On 30 June 2004, a large bust statue of Mackay was dedicated outside the Oxford County offices in Woodstock, Ontario. The delegation from Taiwan in attendance included representatives from Aletheia University and the Presbyterian Church in Taiwan. The event was also attended by representatives of the Presbyterian Church in Canada, the United Church of Canada, local, regional, and national Canadian dignitaries, and a number of Mackay descendants from across North America. One of his grandchildren is Dr. John Ross Mackay.
In November 2006, a Canadian television documentary titled The Black Bearded Barbarian of Taiwan was aired. It was broadcast in both Mandarin and English on OMNI 2 as part of their Signature Series.
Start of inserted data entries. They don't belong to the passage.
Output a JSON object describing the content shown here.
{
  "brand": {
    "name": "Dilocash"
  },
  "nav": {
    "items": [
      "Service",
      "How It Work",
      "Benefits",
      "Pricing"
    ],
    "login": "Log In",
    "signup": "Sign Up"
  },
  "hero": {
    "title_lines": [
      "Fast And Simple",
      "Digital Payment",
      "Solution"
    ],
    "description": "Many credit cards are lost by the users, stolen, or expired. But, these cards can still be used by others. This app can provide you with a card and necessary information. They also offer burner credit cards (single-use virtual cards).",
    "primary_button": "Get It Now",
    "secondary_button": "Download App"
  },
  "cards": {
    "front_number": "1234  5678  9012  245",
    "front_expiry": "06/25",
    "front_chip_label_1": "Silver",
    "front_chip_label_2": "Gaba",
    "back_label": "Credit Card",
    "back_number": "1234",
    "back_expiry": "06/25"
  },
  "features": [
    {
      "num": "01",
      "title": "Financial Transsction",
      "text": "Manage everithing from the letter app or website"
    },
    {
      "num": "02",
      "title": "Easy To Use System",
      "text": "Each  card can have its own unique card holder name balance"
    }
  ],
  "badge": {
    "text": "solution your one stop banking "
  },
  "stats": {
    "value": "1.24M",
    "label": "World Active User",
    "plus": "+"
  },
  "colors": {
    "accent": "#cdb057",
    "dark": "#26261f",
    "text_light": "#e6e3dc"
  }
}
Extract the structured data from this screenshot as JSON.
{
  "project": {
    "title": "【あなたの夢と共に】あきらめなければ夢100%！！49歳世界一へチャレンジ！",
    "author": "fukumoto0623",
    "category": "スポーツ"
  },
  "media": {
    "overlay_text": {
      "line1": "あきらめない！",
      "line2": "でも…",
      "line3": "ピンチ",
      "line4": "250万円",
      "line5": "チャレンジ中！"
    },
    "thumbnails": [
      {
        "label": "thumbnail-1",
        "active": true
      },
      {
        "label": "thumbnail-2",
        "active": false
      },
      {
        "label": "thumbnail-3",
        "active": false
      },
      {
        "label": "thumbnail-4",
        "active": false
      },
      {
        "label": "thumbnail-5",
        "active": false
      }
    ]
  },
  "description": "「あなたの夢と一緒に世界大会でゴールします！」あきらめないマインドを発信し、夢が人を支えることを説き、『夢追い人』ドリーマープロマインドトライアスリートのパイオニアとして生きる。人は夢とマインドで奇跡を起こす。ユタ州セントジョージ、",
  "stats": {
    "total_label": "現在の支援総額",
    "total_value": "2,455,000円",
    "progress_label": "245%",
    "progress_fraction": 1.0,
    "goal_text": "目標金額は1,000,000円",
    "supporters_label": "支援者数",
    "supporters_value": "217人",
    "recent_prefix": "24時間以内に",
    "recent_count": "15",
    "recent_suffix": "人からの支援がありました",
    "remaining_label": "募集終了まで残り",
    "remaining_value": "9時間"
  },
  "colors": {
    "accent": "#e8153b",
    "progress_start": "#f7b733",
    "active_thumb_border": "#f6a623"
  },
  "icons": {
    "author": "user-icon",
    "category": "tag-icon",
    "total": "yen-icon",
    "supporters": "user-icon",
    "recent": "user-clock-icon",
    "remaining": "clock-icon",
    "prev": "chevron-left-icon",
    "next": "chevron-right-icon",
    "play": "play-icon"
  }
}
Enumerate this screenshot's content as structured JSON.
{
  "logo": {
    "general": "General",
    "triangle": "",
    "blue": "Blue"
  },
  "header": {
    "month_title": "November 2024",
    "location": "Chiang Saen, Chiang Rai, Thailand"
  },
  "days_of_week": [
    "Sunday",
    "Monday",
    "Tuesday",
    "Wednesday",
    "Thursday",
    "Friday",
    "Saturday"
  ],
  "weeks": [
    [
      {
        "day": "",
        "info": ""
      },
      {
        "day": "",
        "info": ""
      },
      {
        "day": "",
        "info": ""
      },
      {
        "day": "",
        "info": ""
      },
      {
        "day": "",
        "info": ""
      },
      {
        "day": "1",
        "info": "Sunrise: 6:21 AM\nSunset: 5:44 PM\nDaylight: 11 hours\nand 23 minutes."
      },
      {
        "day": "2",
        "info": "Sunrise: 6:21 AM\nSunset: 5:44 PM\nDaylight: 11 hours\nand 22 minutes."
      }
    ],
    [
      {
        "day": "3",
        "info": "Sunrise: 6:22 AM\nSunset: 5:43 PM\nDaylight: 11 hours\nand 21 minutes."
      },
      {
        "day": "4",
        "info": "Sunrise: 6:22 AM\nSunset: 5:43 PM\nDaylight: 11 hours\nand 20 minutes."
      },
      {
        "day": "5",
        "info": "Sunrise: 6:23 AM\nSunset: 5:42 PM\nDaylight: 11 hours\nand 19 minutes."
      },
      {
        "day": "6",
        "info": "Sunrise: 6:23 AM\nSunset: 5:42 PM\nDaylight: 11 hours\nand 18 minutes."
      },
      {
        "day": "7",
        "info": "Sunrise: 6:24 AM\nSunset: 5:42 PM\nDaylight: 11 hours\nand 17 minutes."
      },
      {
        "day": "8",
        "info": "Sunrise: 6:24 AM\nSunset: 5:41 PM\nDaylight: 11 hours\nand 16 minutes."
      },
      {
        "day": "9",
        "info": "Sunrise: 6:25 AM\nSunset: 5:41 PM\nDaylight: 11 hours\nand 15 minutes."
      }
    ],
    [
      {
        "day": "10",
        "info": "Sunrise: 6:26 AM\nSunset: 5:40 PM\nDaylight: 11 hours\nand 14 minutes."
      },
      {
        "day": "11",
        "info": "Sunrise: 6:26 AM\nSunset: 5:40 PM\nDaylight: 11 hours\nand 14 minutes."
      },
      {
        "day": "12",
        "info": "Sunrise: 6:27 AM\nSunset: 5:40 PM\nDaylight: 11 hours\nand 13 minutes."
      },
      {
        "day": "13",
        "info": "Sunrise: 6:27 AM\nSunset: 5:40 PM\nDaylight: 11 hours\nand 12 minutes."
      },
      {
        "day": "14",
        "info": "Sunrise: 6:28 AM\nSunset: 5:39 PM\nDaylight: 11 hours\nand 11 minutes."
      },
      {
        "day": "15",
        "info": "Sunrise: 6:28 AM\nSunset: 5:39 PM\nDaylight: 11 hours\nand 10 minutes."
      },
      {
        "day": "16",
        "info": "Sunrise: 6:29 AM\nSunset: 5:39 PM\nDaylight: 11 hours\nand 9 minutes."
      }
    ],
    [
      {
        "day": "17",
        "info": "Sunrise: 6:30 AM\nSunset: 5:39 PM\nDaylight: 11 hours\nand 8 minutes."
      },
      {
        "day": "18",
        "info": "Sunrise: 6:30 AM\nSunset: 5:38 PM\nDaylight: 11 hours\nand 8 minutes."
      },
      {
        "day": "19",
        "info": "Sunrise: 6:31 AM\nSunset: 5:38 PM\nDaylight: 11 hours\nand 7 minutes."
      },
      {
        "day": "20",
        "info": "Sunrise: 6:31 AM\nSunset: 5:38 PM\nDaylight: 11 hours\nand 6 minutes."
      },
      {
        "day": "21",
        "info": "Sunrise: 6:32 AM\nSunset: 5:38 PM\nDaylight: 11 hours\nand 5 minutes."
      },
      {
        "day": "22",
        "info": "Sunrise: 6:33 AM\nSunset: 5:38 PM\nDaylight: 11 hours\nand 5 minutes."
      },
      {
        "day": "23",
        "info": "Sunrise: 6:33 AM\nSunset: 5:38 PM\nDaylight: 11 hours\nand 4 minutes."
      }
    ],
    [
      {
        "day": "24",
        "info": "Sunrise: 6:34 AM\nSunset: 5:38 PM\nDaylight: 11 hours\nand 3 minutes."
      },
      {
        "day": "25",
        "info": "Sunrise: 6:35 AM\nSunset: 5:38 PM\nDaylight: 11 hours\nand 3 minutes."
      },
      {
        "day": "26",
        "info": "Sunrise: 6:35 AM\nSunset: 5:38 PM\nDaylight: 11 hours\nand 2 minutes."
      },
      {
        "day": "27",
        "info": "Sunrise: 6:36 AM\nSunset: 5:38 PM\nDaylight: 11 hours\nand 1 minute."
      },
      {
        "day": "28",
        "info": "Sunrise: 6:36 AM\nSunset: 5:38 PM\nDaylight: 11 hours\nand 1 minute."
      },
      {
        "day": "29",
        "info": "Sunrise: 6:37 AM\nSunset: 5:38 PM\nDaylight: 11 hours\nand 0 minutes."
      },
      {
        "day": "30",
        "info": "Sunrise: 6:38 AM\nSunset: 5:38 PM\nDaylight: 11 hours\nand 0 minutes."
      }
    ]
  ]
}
Composer Gordon S.W. Chin and librettist Joyce Chiou set out in 2002 to create an opera whose subject was drawn from Taiwan's history. In 2008 Taiwan's government invested in the project: the world's first-ever Taiwanese grand opera, Mackay: The Black-Bearded Bible Man. Chin's opera drew inspiration from the events of the missionary's life and took more than five years to produce. Over a hundred singers and production crew were engaged for the project from Europe, Asia, and North America.
Mackay: The Black-Bearded Bible Man had its world premier on 27 November 2008 at Taiwan's National Theater and ran through 30 November. The large cast featured Thomas Meglioranza (baritone) as George Mackay, Chen Mei-Lin (soprano) as Mackay's wife Tiuⁿ Chhang-miâ, and Choi Seung-Jin (tenor) as Giâm Chheng-hoâ, Mackay's first disciple and follower in Taiwan. Chien Wen-Pin, a native of Taipei, conducted the National Symphony Orchestra (Taiwan). Lukas Hemleb directed the stage production.
"Kai the Barbarian: the George Leslie Mackay Story", a musical theatre piece by William Butt, was performed March 21–31, 2018 at Thistle Theatre in Embro, Ontario, Canada. The stage director was Edward Daranyi and music director was Daniel Van Winden. Embro, hometown of the author, is located in Zorra Township where George Mackay was born and raised. Cast and crew consisted of local volunteers working alongside professionals from Stratford, Ontario.